Good Day at the Gunshow
Actually, more accurately that'd be a good find at the gunshow, since I didn't get any of the items on my shopping list, but did snag a quite interesting piece for my collection. More on that in just a bit.
Before the show I met up with the AnalogKid, proprietor of Random Nuclear Strikes (his version of events here, and nifty gunshow ditty here.) Great guy to take in the gunshow with. And you gotta love his truck. I'd have to say I'm flattered by his characterization of my knowledge of surplus rifles-I'd have to call it broad but relatively shallow, myself. So much yet to learn. And of course, so many guns to buy, and to shoot...and on that subject...
I went into the show looking for a couple of books, a die set, and a couple of specific kinds of ammo. Didn't find any of that, but halfway down the second aisle I spotted a couple of guns that caught my interest. The first was a 1941 Tula SVT-40, definitely not a refurb, as it had pretty much no finish on any of the metal, no import marks, and a duffel bag cut near the front of the stock. Unfortunately, the seller wanted more money than I could get hold of. The other was the middle rifle in the picture below:
A 1968 Egyptian Rasheed. It was on my "I'd love to have one, but I'll probably never see one" list. And the price was even reasonable.
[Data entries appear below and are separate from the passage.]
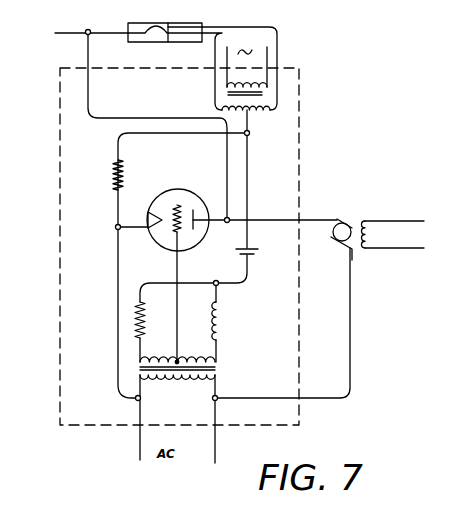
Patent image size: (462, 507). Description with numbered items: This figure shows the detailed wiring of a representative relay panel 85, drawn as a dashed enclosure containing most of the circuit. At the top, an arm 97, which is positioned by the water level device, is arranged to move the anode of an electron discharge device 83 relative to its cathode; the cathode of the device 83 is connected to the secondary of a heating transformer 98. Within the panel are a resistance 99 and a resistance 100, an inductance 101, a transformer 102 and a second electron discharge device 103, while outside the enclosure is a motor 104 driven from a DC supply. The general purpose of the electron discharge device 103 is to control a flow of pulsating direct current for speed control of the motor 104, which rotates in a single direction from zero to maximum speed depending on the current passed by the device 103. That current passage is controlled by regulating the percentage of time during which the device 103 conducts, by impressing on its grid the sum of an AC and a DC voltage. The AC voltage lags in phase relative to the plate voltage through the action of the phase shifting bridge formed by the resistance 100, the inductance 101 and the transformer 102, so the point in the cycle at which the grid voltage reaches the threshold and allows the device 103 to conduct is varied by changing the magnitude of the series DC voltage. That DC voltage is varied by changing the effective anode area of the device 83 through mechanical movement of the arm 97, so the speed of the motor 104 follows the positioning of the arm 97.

The electron discharge device 83 is at (146, 43).
The relay panel 85 is at (299, 137).
The arm 97 is at (55, 33).
The heating transformer 98 is at (216, 100).
The resistance 99 is at (132, 175).
The resistance 100 is at (155, 320).
The inductance 101 is at (234, 321).
The transformer 102 is at (195, 368).
The electron discharge device 103 is at (178, 189).
The motor 104 is at (377, 228).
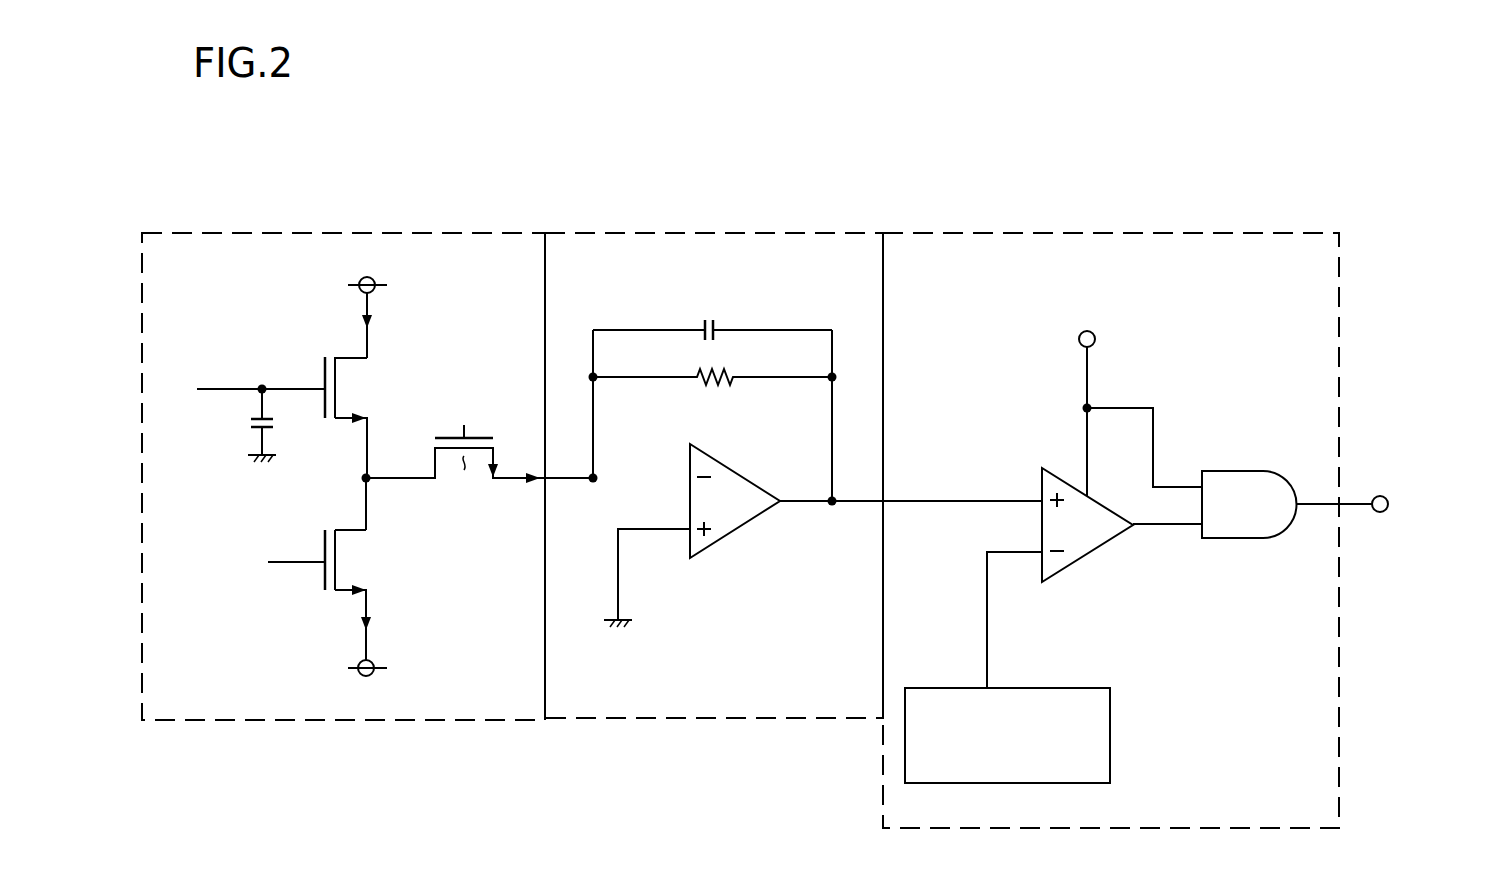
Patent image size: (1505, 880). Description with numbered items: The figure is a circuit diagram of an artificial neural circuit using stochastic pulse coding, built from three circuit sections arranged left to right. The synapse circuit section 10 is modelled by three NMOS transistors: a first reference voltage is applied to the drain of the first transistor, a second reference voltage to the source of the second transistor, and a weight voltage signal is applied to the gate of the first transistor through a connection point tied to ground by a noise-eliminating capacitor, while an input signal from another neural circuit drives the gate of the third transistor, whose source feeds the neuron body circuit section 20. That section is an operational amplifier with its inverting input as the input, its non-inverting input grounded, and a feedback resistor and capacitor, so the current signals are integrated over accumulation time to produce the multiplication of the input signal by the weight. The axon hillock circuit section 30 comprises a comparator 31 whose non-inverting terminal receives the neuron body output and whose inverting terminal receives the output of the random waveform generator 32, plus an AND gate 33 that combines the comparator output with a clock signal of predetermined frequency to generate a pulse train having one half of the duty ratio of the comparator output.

The synapse circuit section 10 is at (330, 232).
The neuron body circuit section 20 is at (712, 232).
The axon hillock circuit section 30 is at (1105, 232).
The comparator 31 is at (1098, 548).
The random waveform generator 32 is at (1110, 735).
The AND gate 33 is at (1242, 470).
As AK stated, we're looking at a Blogger Blastorama in late June/early July. I'm planning on bringing all three, and so try to ascertain who did the better job of solving bascially the same problem.
As for the rest of the show...I didn't notice any shortage of Wolf 7.62x39mm, although the price ($160/1000) was $10 higher than at the last show I went to (Jan? Feb?). Surplus 7.62x54R was in ample supply (unfortunately, I was seeking Wolf 7.62x54R, which I didn't see, and non-corrosive 8mm). I was quite disappointed that the Second Amendment Foundation and CCRKBA folks weren't there, since I need some new bumper stickers-their usual table was empty, except for a sign saying "Reserved-Joe W." Guess I was there too early.
And then there was the "You don't usually see those at a gunshow" pieces, which triggered the inevitable "If I was a rich man..." wishful thinking: a G43 ($2900) and not one, but TWO M1941 Johnsons ($3000 each). Frankly, I'm surprised AK didn't slip and fall on the drool.
Now, I'm off to a disaster excercise for the next few days. Not sure what kind of web access I'll have. I'll be back Thursday. To any mutants out there, see this post, and know that she has access to enough of the arsenal to defend the castle.